President Xi Jinping said the relationship between the two countries was "at a new phase and on a good footing" when receiving Kerry, who is making his first official trip to China since taking up his post in February.
"These meetings reflect the great importance both China and the US place on bilateral ties," Xi told Kerry. "Both nations should respect each others' core interests and choice of development path, to properly settle differences and avoid any disturbance to bilateral ties."
Xi acknowledged differences between the world's biggest and second-largest economies. He called on both sides to "accommodate" each other and show "mutual respect".
In a separate meeting, Premier Li Keqiang toldKerry that the mutual benefits of co-operation "far outweigh" their differences.
US Treasury Secretary Jacob Lew visited Beijing as a special representative of US President Barack Obama less than a week after Xi took power.
Kerry said yesterday that both sides had agreed to set up a working group to improve cybersecurity.
Beijing is dismayed at Washington's "Asia pivot", which involves a military build-up that some view as an effort to contain China's rise. Sino-US ties are routinely strained by other issues, too, from human rights to trade policies and cyberattacks.
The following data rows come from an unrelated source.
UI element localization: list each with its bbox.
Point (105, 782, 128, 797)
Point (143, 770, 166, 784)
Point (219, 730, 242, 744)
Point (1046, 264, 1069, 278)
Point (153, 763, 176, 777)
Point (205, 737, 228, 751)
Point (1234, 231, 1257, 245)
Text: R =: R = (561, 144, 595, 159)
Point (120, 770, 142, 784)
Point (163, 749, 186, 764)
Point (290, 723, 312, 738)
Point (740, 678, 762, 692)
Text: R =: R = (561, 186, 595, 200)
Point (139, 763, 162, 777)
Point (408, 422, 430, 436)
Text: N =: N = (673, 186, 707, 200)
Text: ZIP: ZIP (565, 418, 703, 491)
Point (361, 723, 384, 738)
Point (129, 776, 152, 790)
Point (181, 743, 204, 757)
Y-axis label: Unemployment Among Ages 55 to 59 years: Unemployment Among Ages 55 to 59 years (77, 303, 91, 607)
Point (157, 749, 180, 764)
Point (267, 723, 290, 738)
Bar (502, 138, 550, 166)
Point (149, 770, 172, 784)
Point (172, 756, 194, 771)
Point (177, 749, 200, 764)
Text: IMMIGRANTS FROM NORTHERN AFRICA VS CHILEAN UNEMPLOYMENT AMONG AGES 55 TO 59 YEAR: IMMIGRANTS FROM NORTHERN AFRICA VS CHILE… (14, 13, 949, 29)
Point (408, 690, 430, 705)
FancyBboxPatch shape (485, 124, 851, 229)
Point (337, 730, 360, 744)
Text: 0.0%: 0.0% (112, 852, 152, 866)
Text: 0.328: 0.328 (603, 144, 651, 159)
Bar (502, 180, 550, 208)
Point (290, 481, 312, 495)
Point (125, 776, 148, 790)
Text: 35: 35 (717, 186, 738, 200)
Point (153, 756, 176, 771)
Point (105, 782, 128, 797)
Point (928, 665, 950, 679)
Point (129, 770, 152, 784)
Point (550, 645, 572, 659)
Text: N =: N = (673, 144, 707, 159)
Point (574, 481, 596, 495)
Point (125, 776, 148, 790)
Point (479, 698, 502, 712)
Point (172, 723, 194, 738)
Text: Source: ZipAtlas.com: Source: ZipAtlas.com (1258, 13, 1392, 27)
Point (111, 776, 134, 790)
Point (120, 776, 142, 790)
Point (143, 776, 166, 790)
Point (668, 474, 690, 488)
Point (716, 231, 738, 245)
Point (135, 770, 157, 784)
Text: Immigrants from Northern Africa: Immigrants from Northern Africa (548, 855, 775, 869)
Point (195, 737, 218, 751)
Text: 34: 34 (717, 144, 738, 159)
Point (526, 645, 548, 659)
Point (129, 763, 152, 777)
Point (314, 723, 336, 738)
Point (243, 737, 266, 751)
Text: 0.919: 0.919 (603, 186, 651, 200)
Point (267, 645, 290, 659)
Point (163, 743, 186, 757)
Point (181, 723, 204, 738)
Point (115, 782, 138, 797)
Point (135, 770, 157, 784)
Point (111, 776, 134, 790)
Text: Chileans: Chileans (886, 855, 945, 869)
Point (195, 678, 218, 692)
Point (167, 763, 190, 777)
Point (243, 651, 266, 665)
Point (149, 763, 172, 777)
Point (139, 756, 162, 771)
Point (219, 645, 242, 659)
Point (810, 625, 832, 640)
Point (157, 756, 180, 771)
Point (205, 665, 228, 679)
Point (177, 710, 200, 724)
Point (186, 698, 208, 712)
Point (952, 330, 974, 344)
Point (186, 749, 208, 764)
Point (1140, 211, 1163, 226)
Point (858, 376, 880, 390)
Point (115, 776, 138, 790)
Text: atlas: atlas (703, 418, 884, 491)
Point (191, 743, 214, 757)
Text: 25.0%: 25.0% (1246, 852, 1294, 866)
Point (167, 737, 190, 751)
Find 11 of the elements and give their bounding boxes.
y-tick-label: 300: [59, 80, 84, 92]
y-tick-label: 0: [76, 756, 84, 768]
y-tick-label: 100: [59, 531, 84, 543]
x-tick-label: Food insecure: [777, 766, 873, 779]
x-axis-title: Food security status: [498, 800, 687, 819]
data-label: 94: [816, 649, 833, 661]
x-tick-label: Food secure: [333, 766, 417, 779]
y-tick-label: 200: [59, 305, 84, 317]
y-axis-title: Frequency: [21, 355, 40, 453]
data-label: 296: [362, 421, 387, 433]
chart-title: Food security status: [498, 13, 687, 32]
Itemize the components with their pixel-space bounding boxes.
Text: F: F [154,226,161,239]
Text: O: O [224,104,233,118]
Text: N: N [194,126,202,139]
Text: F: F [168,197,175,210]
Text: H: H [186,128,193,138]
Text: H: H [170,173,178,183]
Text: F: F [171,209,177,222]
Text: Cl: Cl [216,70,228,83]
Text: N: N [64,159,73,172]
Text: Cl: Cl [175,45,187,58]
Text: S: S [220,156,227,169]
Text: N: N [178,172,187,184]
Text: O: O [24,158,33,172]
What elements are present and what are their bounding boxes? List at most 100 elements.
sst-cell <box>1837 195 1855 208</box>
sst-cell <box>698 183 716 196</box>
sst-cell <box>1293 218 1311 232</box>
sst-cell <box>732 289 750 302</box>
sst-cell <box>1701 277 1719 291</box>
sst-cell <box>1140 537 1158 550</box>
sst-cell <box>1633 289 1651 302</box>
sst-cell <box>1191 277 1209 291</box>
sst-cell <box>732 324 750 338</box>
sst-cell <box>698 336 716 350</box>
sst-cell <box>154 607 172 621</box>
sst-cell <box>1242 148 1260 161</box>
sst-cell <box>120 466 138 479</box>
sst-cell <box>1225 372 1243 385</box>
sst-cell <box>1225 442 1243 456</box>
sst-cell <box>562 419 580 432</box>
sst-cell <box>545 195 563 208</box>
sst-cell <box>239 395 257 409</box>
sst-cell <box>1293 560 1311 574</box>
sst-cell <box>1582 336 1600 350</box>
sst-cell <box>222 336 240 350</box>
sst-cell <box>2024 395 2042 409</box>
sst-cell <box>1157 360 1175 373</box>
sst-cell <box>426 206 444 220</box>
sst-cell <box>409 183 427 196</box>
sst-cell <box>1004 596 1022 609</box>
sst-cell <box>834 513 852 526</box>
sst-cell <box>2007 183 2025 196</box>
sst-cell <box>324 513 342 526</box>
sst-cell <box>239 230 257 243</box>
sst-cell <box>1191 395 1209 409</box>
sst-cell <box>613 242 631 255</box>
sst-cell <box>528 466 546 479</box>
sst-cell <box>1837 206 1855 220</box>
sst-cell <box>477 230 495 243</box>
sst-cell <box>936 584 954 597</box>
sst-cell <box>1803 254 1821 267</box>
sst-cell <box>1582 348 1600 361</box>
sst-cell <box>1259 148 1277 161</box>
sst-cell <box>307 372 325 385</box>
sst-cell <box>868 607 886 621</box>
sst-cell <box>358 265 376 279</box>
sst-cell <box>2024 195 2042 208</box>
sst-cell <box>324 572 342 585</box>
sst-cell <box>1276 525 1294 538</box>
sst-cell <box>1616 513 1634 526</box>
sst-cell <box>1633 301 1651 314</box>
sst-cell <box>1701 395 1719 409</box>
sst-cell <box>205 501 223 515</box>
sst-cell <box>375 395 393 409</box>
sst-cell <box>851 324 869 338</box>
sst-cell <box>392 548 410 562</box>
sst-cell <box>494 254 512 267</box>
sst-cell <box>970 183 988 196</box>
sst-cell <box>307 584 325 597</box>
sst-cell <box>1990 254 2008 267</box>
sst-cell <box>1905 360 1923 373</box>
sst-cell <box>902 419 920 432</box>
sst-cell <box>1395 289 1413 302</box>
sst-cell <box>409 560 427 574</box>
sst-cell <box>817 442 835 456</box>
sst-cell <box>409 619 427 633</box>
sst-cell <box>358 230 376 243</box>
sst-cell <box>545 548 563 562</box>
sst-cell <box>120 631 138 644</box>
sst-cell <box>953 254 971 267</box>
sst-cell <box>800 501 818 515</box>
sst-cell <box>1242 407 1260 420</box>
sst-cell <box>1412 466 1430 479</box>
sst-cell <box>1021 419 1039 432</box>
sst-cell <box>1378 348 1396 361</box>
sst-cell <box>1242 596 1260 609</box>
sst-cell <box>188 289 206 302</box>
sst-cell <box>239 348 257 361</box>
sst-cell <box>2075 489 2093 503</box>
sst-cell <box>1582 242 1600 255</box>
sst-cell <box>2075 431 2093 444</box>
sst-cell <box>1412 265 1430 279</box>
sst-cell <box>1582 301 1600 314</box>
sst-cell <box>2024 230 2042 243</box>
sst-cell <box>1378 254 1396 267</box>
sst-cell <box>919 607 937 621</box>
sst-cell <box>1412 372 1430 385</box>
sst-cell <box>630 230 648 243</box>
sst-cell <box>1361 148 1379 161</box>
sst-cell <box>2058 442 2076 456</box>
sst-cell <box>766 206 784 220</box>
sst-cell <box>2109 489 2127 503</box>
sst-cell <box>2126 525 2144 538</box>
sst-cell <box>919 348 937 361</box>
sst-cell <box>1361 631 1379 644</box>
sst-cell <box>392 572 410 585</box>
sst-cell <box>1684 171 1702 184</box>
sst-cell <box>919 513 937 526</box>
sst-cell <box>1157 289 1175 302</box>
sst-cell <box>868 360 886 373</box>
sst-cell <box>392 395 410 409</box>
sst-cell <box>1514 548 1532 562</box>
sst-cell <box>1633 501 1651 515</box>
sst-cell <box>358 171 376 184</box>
In February, a private US-based internet security firm, Mandiant, published a report alleging People's Liberation Army involvement in cyberattacks on US companies. The accusations drew angry denials from Beijing.
Foreign Minister Wang Yi told Kerry that both sides must remain calm and objective when dealing with cyberspace disputes.
After the talks, the two sides released a joint declaration on climate change.
Analysts said Sino-US ties had improved because Obama passed up an opportunity during a recent Washington trip by Japanese Prime Minister Shinzo Abe to voice support for Japan's stance in East China Sea territory disputes. Others said Beijing would remain suspicious of US moves in Asia.
"Rather than play tough and force Asian countries to give way, Washington should respect the region's interests and pursue win-win co-operation," a Xinhua commentary said yesterday.
Professor Wang Fan , from Beijing Foreign Affairs University, said conflict may arise because China aims to become a maritime power in the Pacific.